April 2009
This month in Artforum: “Figures and Grounds: The Art of Barkley L. Hendricks.” By turns extravagant and direct, the portraits that Hendricks has made of his African-American friends and neighbors since the late 1960s variously recall the indolent nudes of Philip Pearlstein and the deadpan chic of David Hockney. On the occasion of the Nasher Museum of Art’s major exhibition of Hendricks’s work, which stopped off at the Studio Museum in Harlem before traveling to the Santa Monica Museum of Art this summer, Artforum asked art historian Huey Copeland to engage the painter’s alternate realisms.“Cool, aloof, and ethereal, the figures in Hendricks’s 1974 canvas What’s Going On are packaged together, in an assembly that evokes at once the rhetoric of grand peinture and that of the Pictures generation—one part Le Déjeuner sur l’herbe, one part deconstructed album cover.” —Huey Copeland
And: “Johan Grimonprez Talks About Double Take.” In the Belgian artist’s new film, an Alfred Hitchcock “sound-alike” describes the original director’s move from film to television during the 1950s and ’60s, as Grimonprez interweaves scenes from Hitchcock’s thrillers with archival footage of the Cuban missile crisis, Sputnik paranoia, atomic bomb tests, and Nixon and Khrushchev’s 1959 “kitchen debate.” Artforum‘s Alexander Scrimgeour sits down with Grimonprez to discuss the eighty-minute work, currently on view at the Garage Center for Contemporary Culture in Moscow and Magasin 3 Stockholm Konsthall, and its parallel worlds of suspense in cinema and life.
“The film looks at how fear was projected into society, like a fiction, on both sides of the ideological divide between East and West.
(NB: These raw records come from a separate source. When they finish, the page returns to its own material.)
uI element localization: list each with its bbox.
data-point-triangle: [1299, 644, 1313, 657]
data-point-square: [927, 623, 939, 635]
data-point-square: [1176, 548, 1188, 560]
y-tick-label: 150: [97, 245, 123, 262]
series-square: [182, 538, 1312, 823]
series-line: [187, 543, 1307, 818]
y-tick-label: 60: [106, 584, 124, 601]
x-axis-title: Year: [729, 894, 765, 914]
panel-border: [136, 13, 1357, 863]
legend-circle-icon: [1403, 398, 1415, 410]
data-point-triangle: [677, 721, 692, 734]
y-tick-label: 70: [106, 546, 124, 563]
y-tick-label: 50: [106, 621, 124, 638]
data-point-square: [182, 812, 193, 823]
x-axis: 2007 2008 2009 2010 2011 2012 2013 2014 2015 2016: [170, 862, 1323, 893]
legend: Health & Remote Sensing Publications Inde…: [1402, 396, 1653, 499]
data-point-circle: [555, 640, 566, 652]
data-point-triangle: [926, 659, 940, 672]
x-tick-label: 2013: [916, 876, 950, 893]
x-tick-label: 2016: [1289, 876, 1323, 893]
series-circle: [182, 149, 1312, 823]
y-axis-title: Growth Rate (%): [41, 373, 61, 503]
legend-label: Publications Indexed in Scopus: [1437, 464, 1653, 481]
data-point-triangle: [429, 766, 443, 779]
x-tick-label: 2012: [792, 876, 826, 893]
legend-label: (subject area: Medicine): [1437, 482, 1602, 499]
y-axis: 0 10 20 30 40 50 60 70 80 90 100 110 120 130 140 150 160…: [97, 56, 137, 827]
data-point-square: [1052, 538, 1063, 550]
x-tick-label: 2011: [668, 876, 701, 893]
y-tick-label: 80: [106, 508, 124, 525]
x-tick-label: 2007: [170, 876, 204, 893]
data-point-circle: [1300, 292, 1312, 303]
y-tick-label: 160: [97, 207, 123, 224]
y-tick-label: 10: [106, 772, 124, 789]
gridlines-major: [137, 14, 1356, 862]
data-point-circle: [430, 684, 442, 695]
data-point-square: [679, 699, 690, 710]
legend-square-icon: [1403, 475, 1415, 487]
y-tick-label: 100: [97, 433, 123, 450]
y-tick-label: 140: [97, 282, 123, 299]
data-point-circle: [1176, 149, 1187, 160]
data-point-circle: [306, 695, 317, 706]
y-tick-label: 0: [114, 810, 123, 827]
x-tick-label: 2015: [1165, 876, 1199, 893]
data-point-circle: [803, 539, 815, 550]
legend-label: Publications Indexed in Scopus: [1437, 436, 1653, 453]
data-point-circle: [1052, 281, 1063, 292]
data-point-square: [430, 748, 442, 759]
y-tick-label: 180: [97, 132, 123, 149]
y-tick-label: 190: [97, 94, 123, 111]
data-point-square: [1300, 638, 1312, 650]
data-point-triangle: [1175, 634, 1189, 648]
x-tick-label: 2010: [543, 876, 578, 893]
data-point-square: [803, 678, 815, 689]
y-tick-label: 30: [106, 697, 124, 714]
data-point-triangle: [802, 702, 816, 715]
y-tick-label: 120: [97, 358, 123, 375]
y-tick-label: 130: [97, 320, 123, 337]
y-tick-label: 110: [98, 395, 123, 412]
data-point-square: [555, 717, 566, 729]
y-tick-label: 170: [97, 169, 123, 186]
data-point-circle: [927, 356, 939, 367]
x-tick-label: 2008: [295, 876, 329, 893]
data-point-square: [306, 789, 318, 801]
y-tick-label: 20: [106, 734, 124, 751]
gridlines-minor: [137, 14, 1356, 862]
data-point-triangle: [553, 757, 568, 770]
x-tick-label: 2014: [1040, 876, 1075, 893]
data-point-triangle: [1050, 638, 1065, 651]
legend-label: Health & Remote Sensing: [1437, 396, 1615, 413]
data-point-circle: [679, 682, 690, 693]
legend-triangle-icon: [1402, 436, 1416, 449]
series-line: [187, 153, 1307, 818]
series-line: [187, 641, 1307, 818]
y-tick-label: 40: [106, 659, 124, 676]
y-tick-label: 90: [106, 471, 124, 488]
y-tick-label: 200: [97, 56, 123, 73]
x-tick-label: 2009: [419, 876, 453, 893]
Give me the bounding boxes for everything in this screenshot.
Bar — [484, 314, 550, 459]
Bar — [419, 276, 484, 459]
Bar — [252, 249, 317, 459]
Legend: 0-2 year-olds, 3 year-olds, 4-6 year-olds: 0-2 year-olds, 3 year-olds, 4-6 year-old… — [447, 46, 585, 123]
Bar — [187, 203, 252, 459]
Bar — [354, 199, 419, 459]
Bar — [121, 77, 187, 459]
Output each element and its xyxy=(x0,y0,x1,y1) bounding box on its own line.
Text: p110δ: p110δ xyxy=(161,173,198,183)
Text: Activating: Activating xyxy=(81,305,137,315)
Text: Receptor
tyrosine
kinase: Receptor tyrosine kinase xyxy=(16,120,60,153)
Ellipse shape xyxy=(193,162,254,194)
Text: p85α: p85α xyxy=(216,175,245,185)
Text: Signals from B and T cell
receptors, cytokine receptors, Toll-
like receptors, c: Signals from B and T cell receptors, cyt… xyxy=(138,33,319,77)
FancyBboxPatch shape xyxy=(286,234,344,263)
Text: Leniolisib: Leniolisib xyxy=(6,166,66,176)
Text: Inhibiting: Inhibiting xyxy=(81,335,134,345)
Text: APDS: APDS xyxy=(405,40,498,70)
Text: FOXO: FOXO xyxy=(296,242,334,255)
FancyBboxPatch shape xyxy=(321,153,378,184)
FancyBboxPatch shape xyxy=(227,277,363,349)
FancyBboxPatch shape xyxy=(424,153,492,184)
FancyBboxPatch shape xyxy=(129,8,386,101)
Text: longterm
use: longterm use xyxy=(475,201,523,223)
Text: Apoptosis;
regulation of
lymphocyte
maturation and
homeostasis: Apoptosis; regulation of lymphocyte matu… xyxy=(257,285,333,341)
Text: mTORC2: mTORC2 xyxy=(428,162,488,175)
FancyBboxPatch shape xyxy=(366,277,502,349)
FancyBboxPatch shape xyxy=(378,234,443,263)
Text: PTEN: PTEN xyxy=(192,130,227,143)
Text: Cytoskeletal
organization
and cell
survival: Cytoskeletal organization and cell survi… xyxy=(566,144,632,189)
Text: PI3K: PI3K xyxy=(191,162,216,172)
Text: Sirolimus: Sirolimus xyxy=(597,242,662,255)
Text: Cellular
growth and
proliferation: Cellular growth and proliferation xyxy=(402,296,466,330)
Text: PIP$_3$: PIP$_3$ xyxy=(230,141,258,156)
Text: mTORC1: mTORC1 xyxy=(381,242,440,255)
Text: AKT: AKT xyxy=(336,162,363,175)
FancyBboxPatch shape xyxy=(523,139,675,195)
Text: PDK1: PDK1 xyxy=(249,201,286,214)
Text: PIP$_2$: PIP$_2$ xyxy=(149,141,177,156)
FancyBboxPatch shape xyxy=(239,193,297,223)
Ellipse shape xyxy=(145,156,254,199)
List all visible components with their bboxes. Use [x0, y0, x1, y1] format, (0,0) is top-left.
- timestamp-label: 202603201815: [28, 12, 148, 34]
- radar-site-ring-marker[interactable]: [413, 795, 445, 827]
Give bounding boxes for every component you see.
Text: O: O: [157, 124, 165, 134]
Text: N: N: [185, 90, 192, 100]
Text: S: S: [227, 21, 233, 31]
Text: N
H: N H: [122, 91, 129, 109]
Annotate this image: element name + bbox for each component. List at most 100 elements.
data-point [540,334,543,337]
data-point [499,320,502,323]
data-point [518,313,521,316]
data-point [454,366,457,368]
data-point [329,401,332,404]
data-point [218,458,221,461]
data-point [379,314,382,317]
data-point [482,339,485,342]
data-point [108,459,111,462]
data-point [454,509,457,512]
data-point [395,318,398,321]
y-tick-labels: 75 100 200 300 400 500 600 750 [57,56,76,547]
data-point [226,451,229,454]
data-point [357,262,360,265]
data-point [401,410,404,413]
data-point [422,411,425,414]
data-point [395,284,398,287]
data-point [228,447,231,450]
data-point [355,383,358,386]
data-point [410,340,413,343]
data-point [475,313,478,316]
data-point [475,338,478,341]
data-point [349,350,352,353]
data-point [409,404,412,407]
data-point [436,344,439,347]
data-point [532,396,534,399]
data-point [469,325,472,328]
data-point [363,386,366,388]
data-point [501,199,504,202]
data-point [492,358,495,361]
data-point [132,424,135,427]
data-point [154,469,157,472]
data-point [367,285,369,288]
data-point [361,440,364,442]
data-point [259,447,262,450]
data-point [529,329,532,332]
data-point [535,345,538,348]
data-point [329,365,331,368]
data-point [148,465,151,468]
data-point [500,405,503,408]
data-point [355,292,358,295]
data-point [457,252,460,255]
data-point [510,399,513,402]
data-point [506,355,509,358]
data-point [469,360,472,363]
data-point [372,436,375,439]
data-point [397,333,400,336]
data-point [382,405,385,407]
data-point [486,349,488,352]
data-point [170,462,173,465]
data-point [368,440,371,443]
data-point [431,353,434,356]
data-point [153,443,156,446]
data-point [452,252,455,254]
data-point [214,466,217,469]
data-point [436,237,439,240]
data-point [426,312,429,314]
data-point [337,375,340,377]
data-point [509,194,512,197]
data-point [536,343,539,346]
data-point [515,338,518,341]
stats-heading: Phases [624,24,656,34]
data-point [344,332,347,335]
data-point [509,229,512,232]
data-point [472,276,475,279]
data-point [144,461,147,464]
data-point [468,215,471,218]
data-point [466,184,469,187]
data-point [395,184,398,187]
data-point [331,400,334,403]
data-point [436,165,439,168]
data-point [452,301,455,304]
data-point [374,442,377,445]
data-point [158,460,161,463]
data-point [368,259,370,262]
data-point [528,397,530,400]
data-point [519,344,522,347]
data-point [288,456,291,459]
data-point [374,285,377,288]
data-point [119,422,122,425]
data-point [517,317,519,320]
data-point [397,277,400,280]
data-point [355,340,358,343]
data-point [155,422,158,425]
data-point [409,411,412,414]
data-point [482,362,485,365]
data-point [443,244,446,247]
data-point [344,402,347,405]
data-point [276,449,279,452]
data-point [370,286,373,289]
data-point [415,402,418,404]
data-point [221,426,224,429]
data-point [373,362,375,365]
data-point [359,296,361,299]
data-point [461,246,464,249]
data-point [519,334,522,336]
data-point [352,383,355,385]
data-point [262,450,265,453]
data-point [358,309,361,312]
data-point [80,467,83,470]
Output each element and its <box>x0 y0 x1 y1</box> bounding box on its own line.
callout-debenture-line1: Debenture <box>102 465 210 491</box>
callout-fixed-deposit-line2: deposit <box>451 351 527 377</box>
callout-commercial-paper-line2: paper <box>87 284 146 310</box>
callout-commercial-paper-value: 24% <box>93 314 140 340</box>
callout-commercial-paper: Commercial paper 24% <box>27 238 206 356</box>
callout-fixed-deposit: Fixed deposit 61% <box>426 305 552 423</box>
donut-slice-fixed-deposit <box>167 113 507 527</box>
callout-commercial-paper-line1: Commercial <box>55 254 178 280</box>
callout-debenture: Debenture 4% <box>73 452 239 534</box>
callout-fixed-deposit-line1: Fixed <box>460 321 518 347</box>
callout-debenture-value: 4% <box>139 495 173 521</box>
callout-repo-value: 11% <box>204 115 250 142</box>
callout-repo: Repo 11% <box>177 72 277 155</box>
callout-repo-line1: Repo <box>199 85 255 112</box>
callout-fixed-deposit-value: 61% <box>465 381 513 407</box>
It’s also about the fear industry and how fear has become a commodity.” —Johan Grimonprez
Also in April: “Moral Hazard: The Art of Artur Zmijewski.” Curator Norman L. Kleeblatt considers the artist’s engagements with ethical dilemma in his work—showing the hearing-impaired sing Bach, for instance, or asking Jews who left Poland for Israel after World War II to recall the country of their youth—while curator, scholar, and sociologist Sebastian Cichocki talks with Zmijewski about the potential for “critical” artistic practices.
“Art can stop maintaining stubbornly that the answers it provides are really questions, since question marks often merely camouflage the real status of artworks. Change will happen only when artists consciously enter political structures with the intention of putting their own capabilities to use in negotiating the shape of our common reality.” —Artur Zmijewski
Plus: P. Adams Sitney offers a critical overview of the work of filmmaker Lawrence Jordan, who, at age seventy-four, has just completed Circus Savage, a twelve-hour “visual autobiography”; Scott Rothkopf unravels the multifarious paintings of Richard Aldrich; Tom Gunning reviews the collected writings of filmmaker and theorist Hollis Frampton; Amy Taubin finds absurd yet tender humor amid the stark Kazakhstan landscape of Sergey Dvortsevoy’s film Tulpan; Ed Halter parses Derek Jarman’s “cinema of small gestures”; Daniel Birnbaum has a night out at Carsten Höller’s Congolese-European Double Club; Christian Wolff and Rhys Chatham remember fellow musician and composer Arthur Russell in 1970s downtown New York; Alex Waterman looks at composer Robert Ashley’s recent “television operas”; Joshua Decter assesses Yael Bartana’s recent survey at P.S. 1 Contemporary Art Center in New York; Farah Jasmine Griffin profiles singer and activist Odetta, who died this past December; and filmmaker Michael Almereyda picks his Top Ten.